Russian scientists have discovered hundreds of plumes of methane gas, some 1,000 meters in diameter, bubbling to the surface of the Arctic Ocean. Scientists are concerned that as the Arctic Shelf recedes, the unprecedented levels of gas released could greatly accelerate global climate change.

Great.

Times Are Changing

Anecdotal: both High Schools in Chico have solar arrays covering their parking lots, Butte Community College is one of the first colleges to be grid positive, a farm in rural Butte county has four wind turbines and a solar roof, and a farm along side I-5 in Northern California is deploying a solar array on some of its farmland. Couple this with David Roberts post on Grist last week showing the above maps, and renewables are appearing more and more in daily life. First one 1970, second one 2011.

 

Apple's New Headquarters Will Have the Largest Solar Roof in US

Seth Weintraub:

Today’s updated Apple Headquarters Spaceship campus plans include a roof made almost entirely out of solar cells, according to details released today. With a building as large as Apple’s, that puts it in the top corporate solar installations in the world and the biggest in the US.  The current title holder is the 4.26 MW system in Edison New Jersey and another being built by ToysRus in sunny NJ is rated 5.38W

Clearly, this won’t be enough power to power all of operations, but as Steve Jobs mentioned in his case to the Cupertino City council, Apple will be able to generate a lot of its own power and will run from an on-site power facility.

(Via The Loop)

On the Impracticality of the Cheeseburger

Waldo Jaquith:

A cheeseburger cannot exist outside of a highly developed, post-agrarian society. It requires a complex interaction between a handful of vendors—in all likelihood, a couple of dozen—and the ability to ship ingredients vast distances while keeping them fresh. The cheeseburger couldn’t have existed until nearly a century ago as, indeed, it did not.

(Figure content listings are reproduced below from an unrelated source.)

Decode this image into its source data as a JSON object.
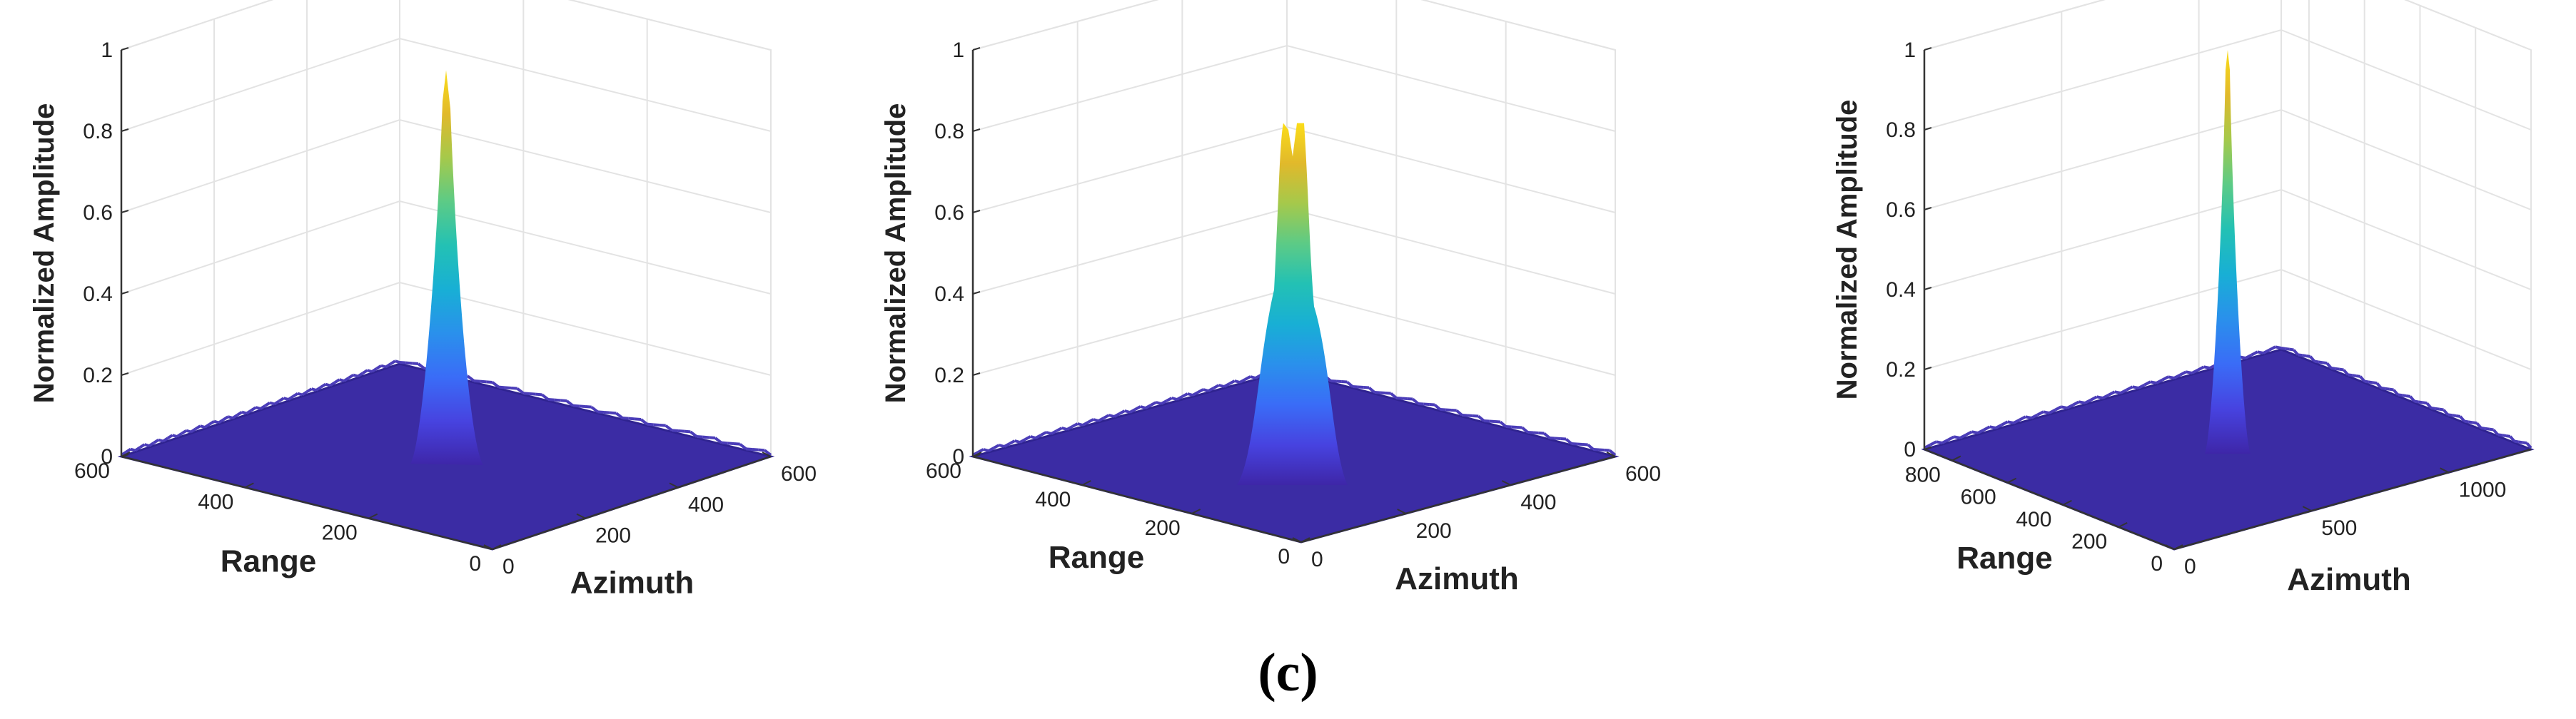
{
  "figure": {
    "label": "(c)"
  },
  "colors": {
    "floor": "#3b2ca4",
    "floor_edge": "#2f2390",
    "grid": "#e3e3e3",
    "axis": "#333333",
    "text": "#222222"
  },
  "colormap": [
    "#3e26a8",
    "#4743e0",
    "#3a6cf7",
    "#2a90ec",
    "#18afd5",
    "#23c1b4",
    "#5ccb86",
    "#a5c94b",
    "#e1b92b",
    "#fbdc19"
  ],
  "chart_data": [
    {
      "type": "surface3d",
      "title": "",
      "zlabel": "Normalized Amplitude",
      "range_label": "Range",
      "azimuth_label": "Azimuth",
      "range_lim": [
        0,
        600
      ],
      "azimuth_lim": [
        0,
        600
      ],
      "zlim": [
        0,
        1
      ],
      "range_ticks": [
        "0",
        "200",
        "400",
        "600"
      ],
      "azimuth_ticks": [
        "0",
        "200",
        "400",
        "600"
      ],
      "z_ticks": [
        "0",
        "0.2",
        "0.4",
        "0.6",
        "0.8",
        "1"
      ],
      "peak": {
        "range": 300,
        "azimuth": 300,
        "amplitude": 0.95,
        "shape": "single"
      }
    },
    {
      "type": "surface3d",
      "title": "",
      "zlabel": "Normalized Amplitude",
      "range_label": "Range",
      "azimuth_label": "Azimuth",
      "range_lim": [
        0,
        600
      ],
      "azimuth_lim": [
        0,
        600
      ],
      "zlim": [
        0,
        1
      ],
      "range_ticks": [
        "0",
        "200",
        "400",
        "600"
      ],
      "azimuth_ticks": [
        "0",
        "200",
        "400",
        "600"
      ],
      "z_ticks": [
        "0",
        "0.2",
        "0.4",
        "0.6",
        "0.8",
        "1"
      ],
      "peak": {
        "range": 300,
        "azimuth": 300,
        "amplitude": 0.82,
        "shape": "double"
      }
    },
    {
      "type": "surface3d",
      "title": "",
      "zlabel": "Normalized Amplitude",
      "range_label": "Range",
      "azimuth_label": "Azimuth",
      "range_lim": [
        0,
        900
      ],
      "azimuth_lim": [
        0,
        1300
      ],
      "zlim": [
        0,
        1
      ],
      "range_ticks": [
        "0",
        "200",
        "400",
        "600",
        "800"
      ],
      "azimuth_ticks": [
        "0",
        "500",
        "1000"
      ],
      "z_ticks": [
        "0",
        "0.2",
        "0.4",
        "0.6",
        "0.8",
        "1"
      ],
      "peak": {
        "range": 450,
        "azimuth": 650,
        "amplitude": 1.0,
        "shape": "narrow"
      }
    }
  ]
}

Great quote. Good article describing his quest to make his own cheeseburger from scratch, all of it from scratch.

 

Save or Destroy?

Humans have been unintentionally geoengineering the earth for thousands of years. Intintional geoengineering aimed at reversing global climate change is an increasingly talked about idea. However, it's fraught with controversy as well as many many unknowns (unknowables?).

Arthur Max (AP):

They could be physical — unintentionally changing weather patterns and rainfall. Even more difficult, it could be political — spurring conflict among nations unable to agree on how such intervention, or geoengineering, will be controlled.

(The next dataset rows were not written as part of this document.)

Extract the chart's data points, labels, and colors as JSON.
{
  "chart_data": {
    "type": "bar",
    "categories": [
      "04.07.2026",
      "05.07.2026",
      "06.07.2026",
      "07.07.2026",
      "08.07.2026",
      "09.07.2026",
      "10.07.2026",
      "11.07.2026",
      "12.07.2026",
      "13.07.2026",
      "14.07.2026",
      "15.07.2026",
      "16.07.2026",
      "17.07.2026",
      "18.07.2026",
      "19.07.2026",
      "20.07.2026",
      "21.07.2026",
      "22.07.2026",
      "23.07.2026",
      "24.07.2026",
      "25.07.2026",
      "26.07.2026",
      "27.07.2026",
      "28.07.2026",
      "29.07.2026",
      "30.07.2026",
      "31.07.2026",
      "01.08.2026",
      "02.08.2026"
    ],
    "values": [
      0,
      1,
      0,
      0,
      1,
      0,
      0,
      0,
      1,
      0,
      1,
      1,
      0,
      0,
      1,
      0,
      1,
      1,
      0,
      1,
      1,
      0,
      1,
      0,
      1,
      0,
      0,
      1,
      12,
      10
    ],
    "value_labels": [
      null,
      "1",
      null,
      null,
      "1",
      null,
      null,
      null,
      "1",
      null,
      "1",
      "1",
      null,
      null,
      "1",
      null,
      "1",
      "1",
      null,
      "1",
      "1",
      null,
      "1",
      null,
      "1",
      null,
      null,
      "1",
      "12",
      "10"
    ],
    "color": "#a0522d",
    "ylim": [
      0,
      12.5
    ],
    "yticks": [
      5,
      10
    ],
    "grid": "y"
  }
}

As Plan A (reducing CO2 emissions through international cooperation) begins to lapse and fail, will once wild ideas like geoengineering seem so crazy and dangerous in the next 100 years? 

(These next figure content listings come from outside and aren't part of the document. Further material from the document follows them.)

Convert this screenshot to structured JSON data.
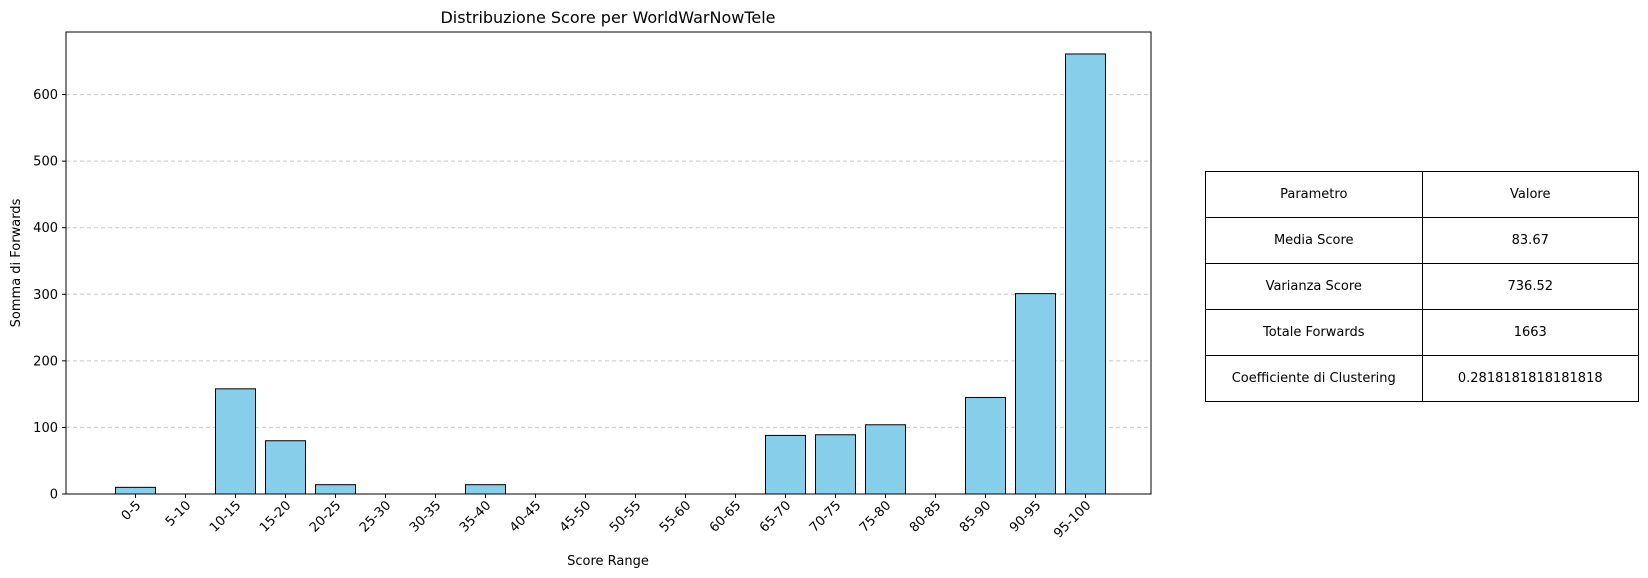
{
  "chart_data": {
    "type": "bar",
    "title": "Distribuzione Score per WorldWarNowTele",
    "xlabel": "Score Range",
    "ylabel": "Somma di Forwards",
    "categories": [
      "0-5",
      "5-10",
      "10-15",
      "15-20",
      "20-25",
      "25-30",
      "30-35",
      "35-40",
      "40-45",
      "45-50",
      "50-55",
      "55-60",
      "60-65",
      "65-70",
      "70-75",
      "75-80",
      "80-85",
      "85-90",
      "90-95",
      "95-100"
    ],
    "values": [
      10,
      0,
      158,
      80,
      14,
      0,
      0,
      14,
      0,
      0,
      0,
      0,
      0,
      88,
      89,
      104,
      0,
      145,
      301,
      661
    ],
    "ylim": [
      0,
      694
    ],
    "yticks": [
      0,
      100,
      200,
      300,
      400,
      500,
      600
    ],
    "grid": "y-dashed",
    "bar_color": "#87CEEB",
    "edge_color": "#000000"
  },
  "table": {
    "header": [
      "Parametro",
      "Valore"
    ],
    "rows": [
      [
        "Media Score",
        "83.67"
      ],
      [
        "Varianza Score",
        "736.52"
      ],
      [
        "Totale Forwards",
        "1663"
      ],
      [
        "Coefficiente di Clustering",
        "0.2818181818181818"
      ]
    ]
  }
}
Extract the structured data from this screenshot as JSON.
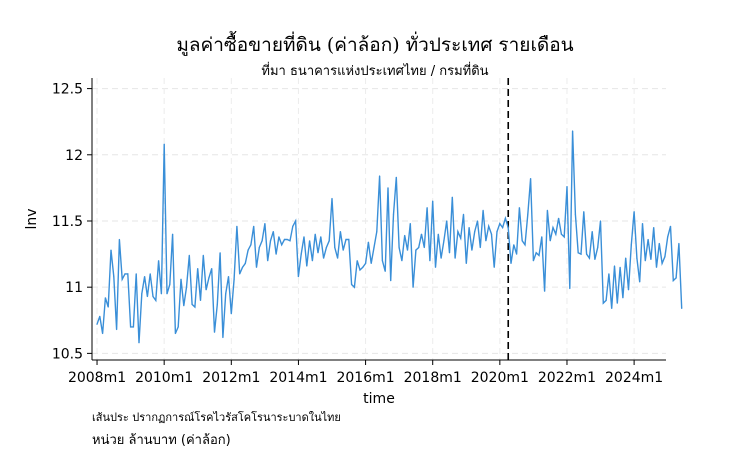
{
  "title": "มูลค่าซื้อขายที่ดิน (ค่าล้อก) ทั่วประเทศ รายเดือน",
  "subtitle": "ที่มา ธนาคารแห่งประเทศไทย / กรมที่ดิน",
  "note": "เส้นประ ปรากฏการณ์โรคไวรัสโคโรนาระบาดในไทย",
  "unit": "หน่วย ล้านบาท (ค่าล้อก)",
  "chart_data": {
    "type": "line",
    "xlabel": "time",
    "ylabel": "lnv",
    "xlim": [
      2007.85,
      2024.95
    ],
    "ylim": [
      10.45,
      12.58
    ],
    "xticks": [
      2008,
      2010,
      2012,
      2014,
      2016,
      2018,
      2020,
      2022,
      2024
    ],
    "xtick_labels": [
      "2008m1",
      "2010m1",
      "2012m1",
      "2014m1",
      "2016m1",
      "2018m1",
      "2020m1",
      "2022m1",
      "2024m1"
    ],
    "yticks": [
      10.5,
      11,
      11.5,
      12,
      12.5
    ],
    "ytick_labels": [
      "10.5",
      "11",
      "11.5",
      "12",
      "12.5"
    ],
    "grid": true,
    "vline": 2020.25,
    "line_color": "#3a8fd8",
    "series": [
      {
        "x_start": "2008m1",
        "frequency": "monthly",
        "values": [
          10.72,
          10.78,
          10.65,
          10.92,
          10.85,
          11.28,
          11.08,
          10.68,
          11.36,
          11.06,
          11.1,
          11.1,
          10.7,
          10.7,
          11.1,
          10.58,
          10.95,
          11.08,
          10.93,
          11.1,
          10.93,
          10.9,
          11.2,
          10.95,
          12.08,
          10.95,
          11.02,
          11.4,
          10.65,
          10.7,
          11.06,
          10.86,
          11.0,
          11.24,
          10.87,
          10.85,
          11.14,
          10.9,
          11.24,
          10.98,
          11.07,
          11.14,
          10.66,
          10.87,
          11.26,
          10.62,
          10.95,
          11.08,
          10.8,
          11.06,
          11.46,
          11.1,
          11.15,
          11.18,
          11.28,
          11.32,
          11.46,
          11.15,
          11.3,
          11.35,
          11.48,
          11.2,
          11.35,
          11.42,
          11.25,
          11.38,
          11.32,
          11.36,
          11.36,
          11.35,
          11.46,
          11.5,
          11.08,
          11.25,
          11.38,
          11.16,
          11.35,
          11.2,
          11.4,
          11.26,
          11.38,
          11.22,
          11.3,
          11.35,
          11.67,
          11.3,
          11.22,
          11.42,
          11.28,
          11.36,
          11.36,
          11.02,
          11.0,
          11.2,
          11.13,
          11.15,
          11.18,
          11.34,
          11.18,
          11.3,
          11.42,
          11.84,
          11.2,
          11.12,
          11.75,
          11.05,
          11.55,
          11.83,
          11.3,
          11.2,
          11.39,
          11.28,
          11.48,
          11.0,
          11.28,
          11.3,
          11.4,
          11.3,
          11.6,
          11.2,
          11.65,
          11.15,
          11.4,
          11.22,
          11.35,
          11.5,
          11.26,
          11.68,
          11.22,
          11.42,
          11.37,
          11.55,
          11.18,
          11.45,
          11.28,
          11.42,
          11.5,
          11.3,
          11.58,
          11.35,
          11.46,
          11.4,
          11.15,
          11.42,
          11.48,
          11.45,
          11.52,
          11.45,
          11.18,
          11.32,
          11.25,
          11.6,
          11.35,
          11.32,
          11.55,
          11.82,
          11.2,
          11.26,
          11.24,
          11.38,
          10.97,
          11.58,
          11.35,
          11.45,
          11.4,
          11.52,
          11.4,
          11.38,
          11.76,
          10.99,
          12.18,
          11.55,
          11.26,
          11.25,
          11.57,
          11.25,
          11.22,
          11.42,
          11.21,
          11.3,
          11.5,
          10.88,
          10.9,
          11.1,
          10.84,
          11.16,
          10.88,
          11.15,
          10.92,
          11.22,
          10.98,
          11.32,
          11.57,
          11.22,
          11.04,
          11.48,
          11.2,
          11.36,
          11.21,
          11.45,
          11.15,
          11.33,
          11.18,
          11.23,
          11.38,
          11.46,
          11.05,
          11.07,
          11.33,
          10.84
        ]
      }
    ]
  }
}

Boondoggle or Cutting Edge?

California's high-speed rail project set to go amidst harsh criticism that it will end up a boondoggle, a giant waste of money. Is this the kind of politics that built extensive high-speed rail in Europe, Japan, and now China? 

Adam Nagourney:

But for many Californians, struggling through a bleak era that has led some people to wonder if the state’s golden days are behind it, this project goes to the heart of the state’s pioneering spirit, recalling grand public investments in universities, water systems, roads and parks that once defined California as the leading edge of the nation.

Sign of the times for the US: crumbling 19th and 20th century infrastructure. Not good, and little evidence that we can make these projects work. 

Environmental historian Richard White:

What they are hoping is that this will be to high-speed rail what Vietnam was to foreign policy: that once you’re in there, you have to get in deeper. The most logical outcome to me is we are going to have a white elephant in the San Joaquin Valley.